Syria: home of unprecedented tragedy

In the case of Syrian refugees, Algeria, Saudi Arabia, UAE and Qatar could have come forward and alleviated their hardships. But this has not happened

  • Syria, until the devastating civil war that struck the country four years ago, was considered a nearly developed country. It had a prosperous middle class having a per capita income of $ 4,000, swamped with all the amenities of life. Civic infrastructures in Damascus, Aleppo, Lattakia, Kessab and other big cities were comparable to thriving cities in Europe and the US. Hospitals, schools and universities were of European standards. Shopping malls and markets had stocks of merchandise arriving mostly from Turkey but also from other countries in the Middle East and Europe. Syria has a limited supply of oil and gas but its agriculture was modernised and produced varieties of fruits and vegetables. Tourism was an important sector in the economy and tourists from all across Europe would flock into this home of ancient civilisation. Syria has a population of around 23 million living mostly in the urban areas with diverse ethnic backgrounds and religious orientations.

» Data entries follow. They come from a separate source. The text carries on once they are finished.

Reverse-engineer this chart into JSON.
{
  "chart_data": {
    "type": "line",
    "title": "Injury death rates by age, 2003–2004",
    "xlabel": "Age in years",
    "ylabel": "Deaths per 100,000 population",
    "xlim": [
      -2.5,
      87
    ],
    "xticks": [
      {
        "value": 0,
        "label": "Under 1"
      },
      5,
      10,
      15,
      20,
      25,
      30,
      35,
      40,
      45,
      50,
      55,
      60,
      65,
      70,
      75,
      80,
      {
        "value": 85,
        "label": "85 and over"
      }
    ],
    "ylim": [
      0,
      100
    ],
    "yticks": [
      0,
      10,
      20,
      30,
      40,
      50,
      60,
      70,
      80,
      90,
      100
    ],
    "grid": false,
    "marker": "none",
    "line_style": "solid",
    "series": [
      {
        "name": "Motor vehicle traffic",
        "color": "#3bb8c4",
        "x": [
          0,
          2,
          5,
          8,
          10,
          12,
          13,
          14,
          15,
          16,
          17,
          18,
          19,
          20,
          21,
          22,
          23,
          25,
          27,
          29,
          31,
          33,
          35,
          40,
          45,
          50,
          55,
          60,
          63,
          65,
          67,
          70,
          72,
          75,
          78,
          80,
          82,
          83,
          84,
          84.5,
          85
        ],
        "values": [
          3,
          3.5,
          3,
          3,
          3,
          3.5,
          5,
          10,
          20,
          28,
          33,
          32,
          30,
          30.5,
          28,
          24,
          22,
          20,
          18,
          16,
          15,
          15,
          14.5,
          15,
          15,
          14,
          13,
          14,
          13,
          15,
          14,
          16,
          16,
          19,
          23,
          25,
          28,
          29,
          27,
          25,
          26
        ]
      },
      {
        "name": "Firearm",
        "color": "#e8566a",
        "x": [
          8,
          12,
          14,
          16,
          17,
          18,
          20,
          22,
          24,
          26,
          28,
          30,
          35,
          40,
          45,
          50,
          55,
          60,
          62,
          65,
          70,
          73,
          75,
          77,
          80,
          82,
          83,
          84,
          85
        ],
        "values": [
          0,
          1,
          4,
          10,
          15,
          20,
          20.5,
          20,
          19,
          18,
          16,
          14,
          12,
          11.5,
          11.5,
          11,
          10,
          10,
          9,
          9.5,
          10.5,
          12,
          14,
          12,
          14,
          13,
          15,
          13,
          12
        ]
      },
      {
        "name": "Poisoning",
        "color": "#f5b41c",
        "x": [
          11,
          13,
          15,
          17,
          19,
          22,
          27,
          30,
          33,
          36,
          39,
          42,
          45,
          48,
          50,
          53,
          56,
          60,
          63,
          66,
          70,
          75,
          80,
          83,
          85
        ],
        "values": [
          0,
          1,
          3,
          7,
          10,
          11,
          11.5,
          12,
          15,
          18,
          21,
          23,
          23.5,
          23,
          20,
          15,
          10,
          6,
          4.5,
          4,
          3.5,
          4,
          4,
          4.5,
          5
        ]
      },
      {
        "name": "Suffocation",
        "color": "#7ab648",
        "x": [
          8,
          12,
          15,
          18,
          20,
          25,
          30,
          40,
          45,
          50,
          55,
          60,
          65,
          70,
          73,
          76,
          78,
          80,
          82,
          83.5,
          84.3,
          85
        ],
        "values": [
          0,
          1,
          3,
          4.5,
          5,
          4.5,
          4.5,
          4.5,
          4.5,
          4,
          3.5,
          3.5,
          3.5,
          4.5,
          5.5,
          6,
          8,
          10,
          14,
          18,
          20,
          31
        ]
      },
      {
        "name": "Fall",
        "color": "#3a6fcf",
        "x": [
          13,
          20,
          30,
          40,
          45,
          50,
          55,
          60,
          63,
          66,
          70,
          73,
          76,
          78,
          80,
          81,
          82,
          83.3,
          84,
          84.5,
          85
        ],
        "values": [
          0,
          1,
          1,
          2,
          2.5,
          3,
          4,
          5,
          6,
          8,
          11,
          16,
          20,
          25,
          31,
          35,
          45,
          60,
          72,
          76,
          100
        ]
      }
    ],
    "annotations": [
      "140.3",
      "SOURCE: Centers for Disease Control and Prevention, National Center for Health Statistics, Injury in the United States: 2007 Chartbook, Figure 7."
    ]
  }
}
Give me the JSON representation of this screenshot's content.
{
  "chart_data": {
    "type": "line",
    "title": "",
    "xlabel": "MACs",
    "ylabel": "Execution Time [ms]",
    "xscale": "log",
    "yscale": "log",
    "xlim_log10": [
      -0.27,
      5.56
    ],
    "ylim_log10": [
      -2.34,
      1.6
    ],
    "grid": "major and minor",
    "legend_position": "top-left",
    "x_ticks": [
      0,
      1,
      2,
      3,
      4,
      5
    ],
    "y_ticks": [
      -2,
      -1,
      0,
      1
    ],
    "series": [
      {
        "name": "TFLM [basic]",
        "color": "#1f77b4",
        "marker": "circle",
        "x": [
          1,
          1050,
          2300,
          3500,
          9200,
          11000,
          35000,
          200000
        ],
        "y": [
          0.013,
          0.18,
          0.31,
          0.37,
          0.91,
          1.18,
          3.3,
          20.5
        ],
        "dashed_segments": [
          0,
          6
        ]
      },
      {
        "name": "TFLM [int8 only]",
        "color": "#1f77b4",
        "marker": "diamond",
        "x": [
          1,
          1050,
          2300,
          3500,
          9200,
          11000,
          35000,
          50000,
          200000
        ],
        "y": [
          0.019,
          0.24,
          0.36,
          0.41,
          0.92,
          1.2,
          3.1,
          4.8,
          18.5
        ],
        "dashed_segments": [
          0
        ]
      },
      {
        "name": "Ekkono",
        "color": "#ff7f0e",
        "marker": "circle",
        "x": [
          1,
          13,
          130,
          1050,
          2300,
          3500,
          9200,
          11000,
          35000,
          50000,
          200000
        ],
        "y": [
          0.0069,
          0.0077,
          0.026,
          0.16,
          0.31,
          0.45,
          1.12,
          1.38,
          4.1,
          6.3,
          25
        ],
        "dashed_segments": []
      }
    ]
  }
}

Syria has been a home of totalitarian regimes for the past 50 years. Hafeez al-Assad ruled the country from 1970 till he died in 2000. He was succeeded by his eldest son, Bashar al-Assad, a dental physician by background. Hafeez wanted his second son to succeed but his death in a car accident brought the eldest son to inherit the father’s title. Bashar’s succession raised some hope that he, being educated in the UK, would make a departure from his father’s dictatorial legacy and follow a trajectory more in line with pluralism. But that hope was misplaced: Bashar followed in the footsteps of his father.